BOGOR– Geger tiga negara akibat serangan kabut asap memunculkan polemik. Serangan kabut asap akibat kebakaran hutan dan lahan skala besar adalah fenomena dan menjadi sebuah kecenderungan yang rutin dalam 20 tahun terakhir. Demikian rilis yang dikeluarkan Sawit Watch pada hari Kamis lalu.
Kebakaran hutan dan lahan tidak dapat dipandang sebagai masalah yang berdiri sendiri. Ia harus dipandang sebagai sebuah simptom dari memburuknya kesehatan hutan alam. Eksploitasi hutan alam dalam skala masif yang dimulai dilakukan pada awal tahun 1970 telah menyebabkan hutan-hutan alam rusak parah. Eksploitasi hutan alam untuk memenuhi industri perkayuan dan perluasan kebun sawit telah memaksa hutan alam hancur berkeping-keping.
Hutan dan lahan telah terdegradasi dan kehilangan keseimbangan ekologis, kehilangan kelembaban mikro sehingga menjadi rentan terhadap kebakaran.
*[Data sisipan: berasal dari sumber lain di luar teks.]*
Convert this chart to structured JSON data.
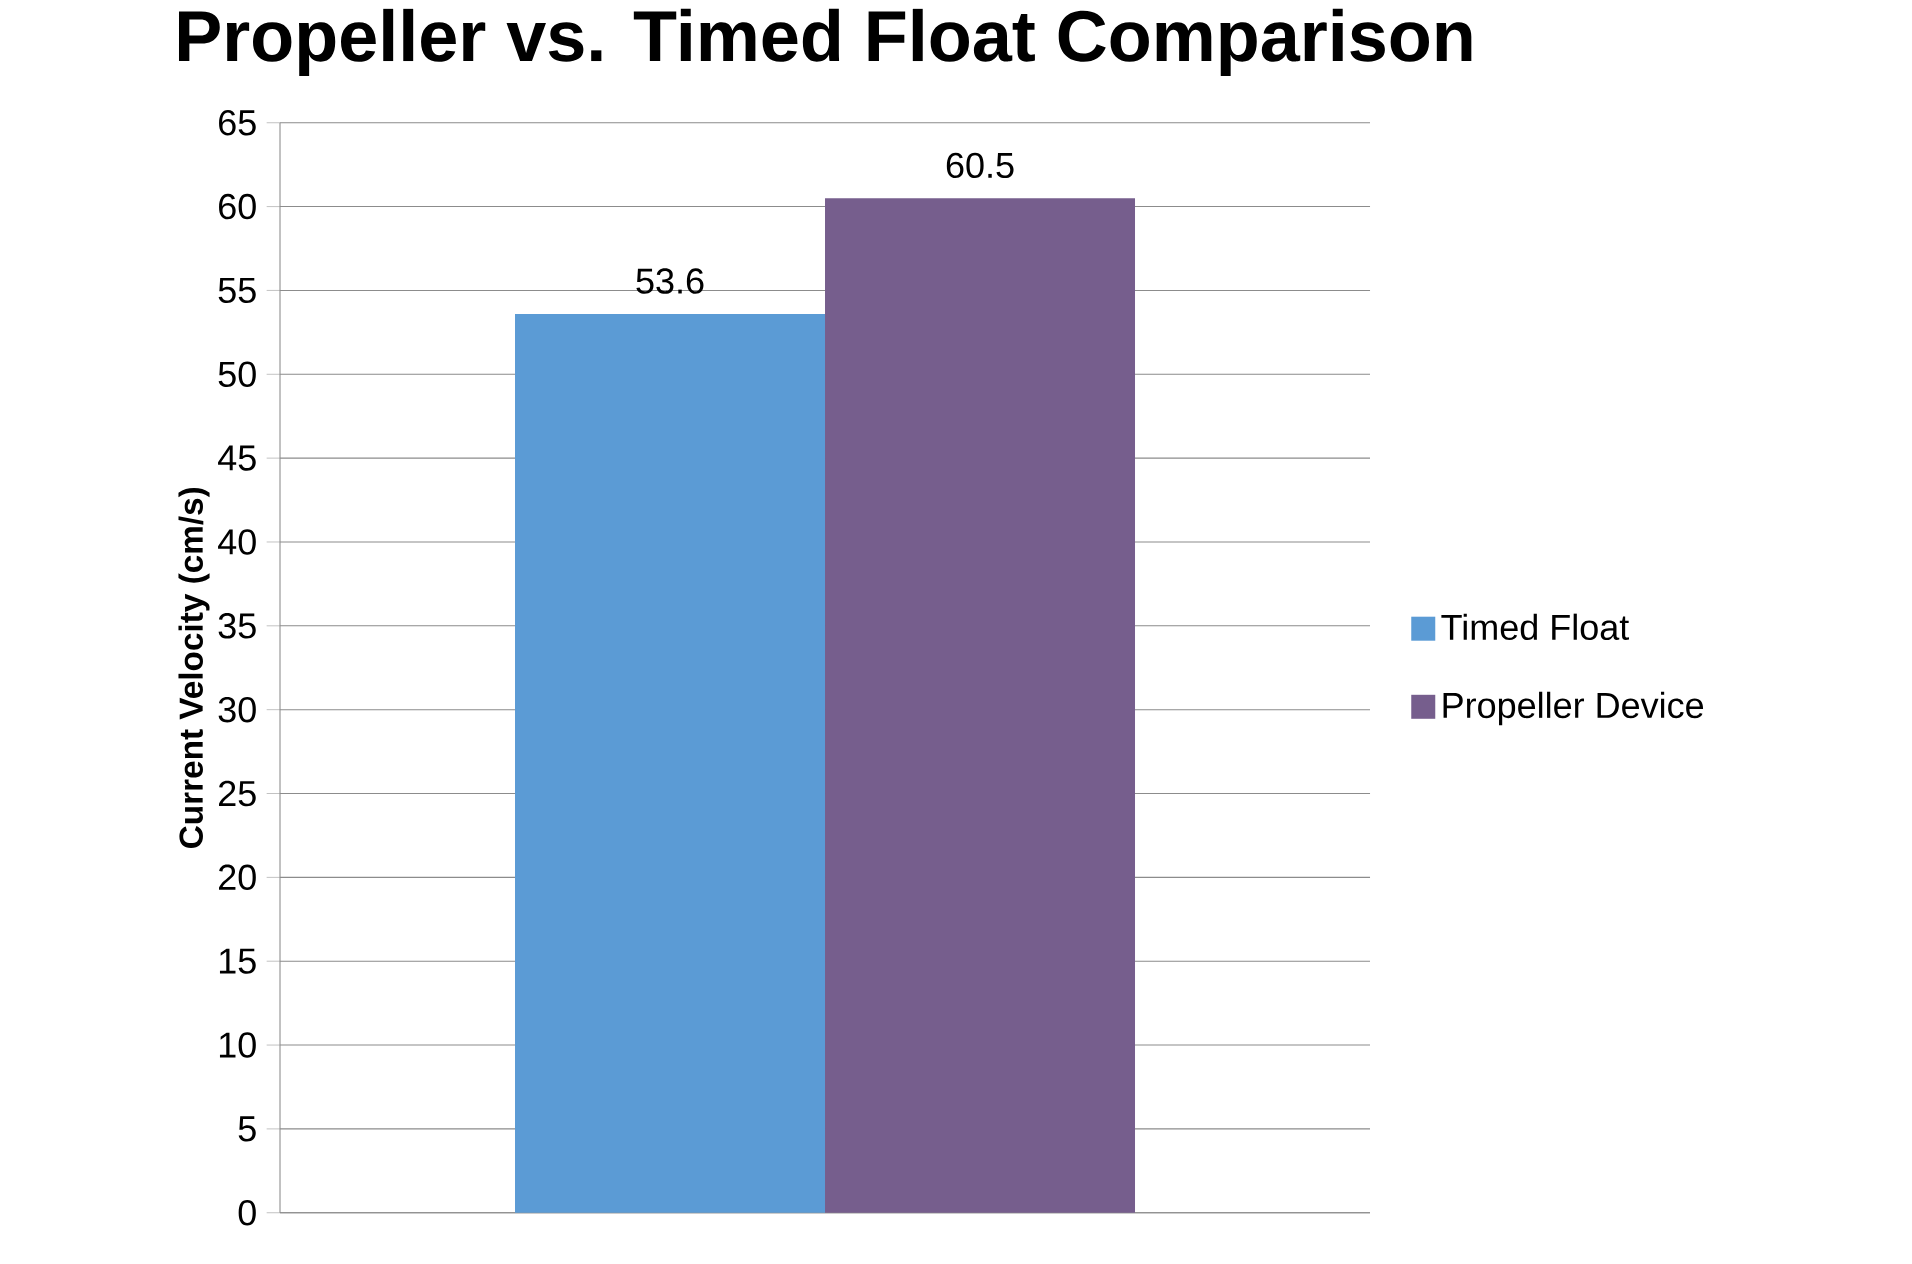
{
  "chart_data": {
    "type": "bar",
    "title": "Propeller vs. Timed Float Comparison",
    "ylabel": "Current Velocity (cm/s)",
    "categories": [
      null
    ],
    "series": [
      {
        "name": "Timed Float",
        "color": "#5b9bd5",
        "values": [
          53.6
        ]
      },
      {
        "name": "Propeller Device",
        "color": "#765e8d",
        "values": [
          60.5
        ]
      }
    ],
    "ylim": [
      0,
      65
    ],
    "yticks": [
      0,
      5,
      10,
      15,
      20,
      25,
      30,
      35,
      40,
      45,
      50,
      55,
      60,
      65
    ],
    "grid": "y",
    "legend": "right",
    "data_labels": true
  }
}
Keadaan ini diperparah dengan politik konversi hutan alam. Pemerintah justru memberi insentif kebijakan dan finansial bagi pengusaha-pengusaha membuka perkebunan monokultur skala besar seperti perkebunan kelapa sawit dan kebun kayu komersial dengan Hutan Tanaman Industri (HTI). Insentif seperti dana reboisasi kepada pengusaha HTI telah menyebabkan percepatan konversi hutan alam menjadi perkebunan-perkebunan monokultur dan melegitimasi pengrusakan hutan alam lebih jauh. Pengusaha memanfaatkan legitimasi dari pemerintah untuk mengeruk rejeki kayu secara rakus dengan alasan membangun hutan-hutan tanaman. Di sektor perkebunan sawit, terjadi perluasan secara massif untuk alih fungsi hutan alam menjadi kebun sawit. Menurut data Sawit Watch, luas perkebunan kelapa sawit di Indonesia saat ini mencapai 11,5 juta hektar.
Terkait dengan kebakaran hutan, hasil penelusuran Sawit Watch, saat ini ada sekitar 4810 titik api untuk periode lalu hingga sekarang. Dari total titik api tersebut, ada sekitar 925 titik api yang berada di perkebunan sawit.
Kebakaran hutan di Kalimantan Timur menghanguskan lebih dari 3 juta hektar pada tahun 1982, lalu berturut-turut kebakaran hutan yang terjadi pada tahun 1991, 1994 dan pada 1997 yang melahap kawasan hutan dan lahan seluas 10 juta hektar, masing-masing 5 juta ha di Kalimantan dan Sumatera. Sementara Pemerintah mengklaim kebakaran hutan hanya seluas setengah juta hektar.